City of Galena Park, Et Al. v. Barry Ponder, 14-15-00708-CV (Tex.App— Houston [ 14th Dist.] October 25, 2016)

In this suit to compel a charter amendment election, the 14th Court of Appeals reversed the granting of a summary judgment which favored the election.

Barry Ponder delivered a set of papers to Galena Park City Secretary Mayra Gonzales that purported to be a petition in support of city charter amendments proposed by a local group.
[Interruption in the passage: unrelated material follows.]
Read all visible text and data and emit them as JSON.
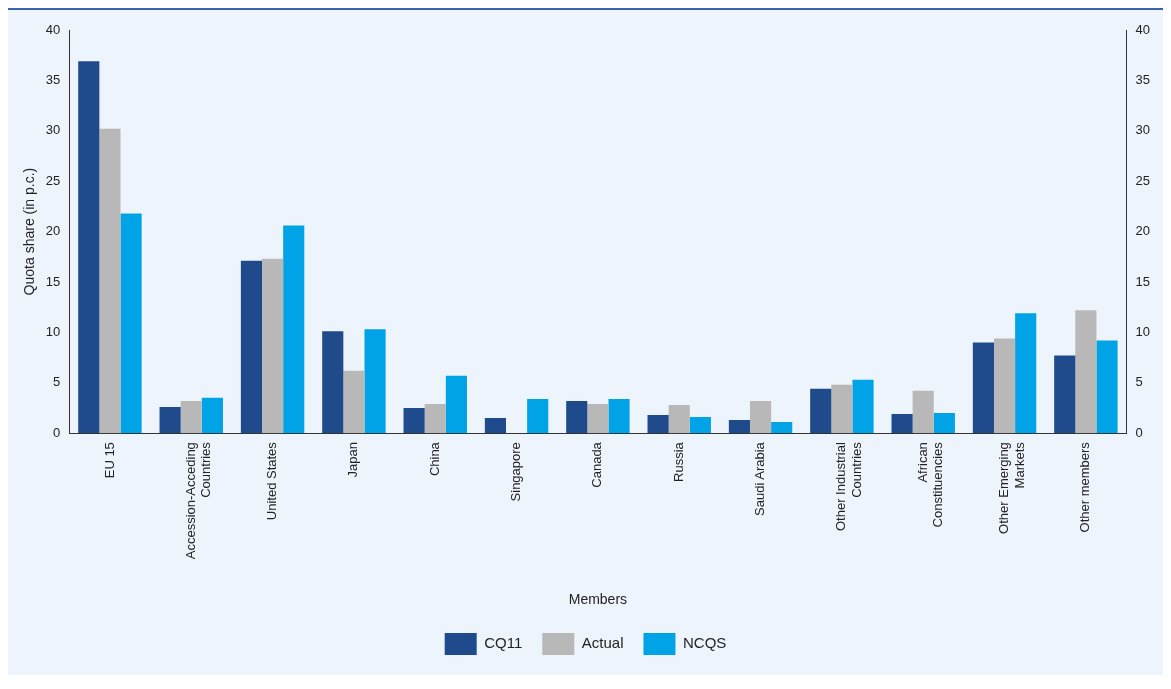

The amendments concerned, respectively, (1) the creation of four new commissioner positions to act as liaisons from the city commission to certain departments of the city government; (2) appointment and duties of fire chief, fire marshal, and police chief; (3) a detailed procedural system for voter initiative, referendum, and recall petitions; and (4) changes to the general powers of the mayor and the commission. According to the City Secretary, there were no proposed charter amendments attached to the signature pages. She reviewed the signature pages to determine the validity of the signatures. The number of valid signatures exceeded the charter requirements. However, the City Attorney asserted the petition did not constitute a proper petition primarily because (1) the signature pages did not include the text or a description of any proposed amendment to the charter so there was no way to tell what amendments were being presented, (2) there were no amendments attached to the signature pages as referenced, and (3) the proposed amendments covered multiple subjects, which he asserts is not permitted under the law. The City refused to call the election and Ponder filed suit. Both sides filed motions for summary judgment and the trial court ruled for Ponder. The City appealed.

The court first analyzed Ponder’s summary judgment and determined that enough qualified voters signed the petition. However, that does not mean the petition itself is proper. The gap in Ponder’s logic is the papers do not conclusively establish that the four amendments presented are the actual amendments that the signatories were demanding be placed on the ballot. Further, the City Secretary’s letter only stated that the number of signatures exceeded the required number for an amendment petition, but was not an acceptance of the rest of the petition. The trial court errored in granting Ponder’s motion. The court then considered the City’s motion. The court narrowed the issues by listing several City issues as abandoned or not preserved. The court then determined that while Ponder did not conclusively establish entitlement to summary judgment, the City’s arguments on the form of the petition did not establish the charter section (§9.004) were not met. Further, nothing in the text of section §9.004, expressly prohibits an election petition from proposing more than one amendment. Further, proposed changes to a city charter may seek broader schematic changes to city government that may make sense only as an all-or-nothing proposition. In other words, broad categories for amendments are fine. Thus, the City did not establish entitlement to summary judgment. The case is remanded back to the trial court.

If you would like to read this opinion click here listed . The Panel includes Justice Jamison, Justice Donovan and Justice Brown.  Justice Jamison delivered the opinion of the court. Attorneys for the City are listed as Eric C.  Farrar and John J. Hightower. Attorneys for the Ponder are listed as David Tang, Richard Nguyen and Paul H. Lavalle.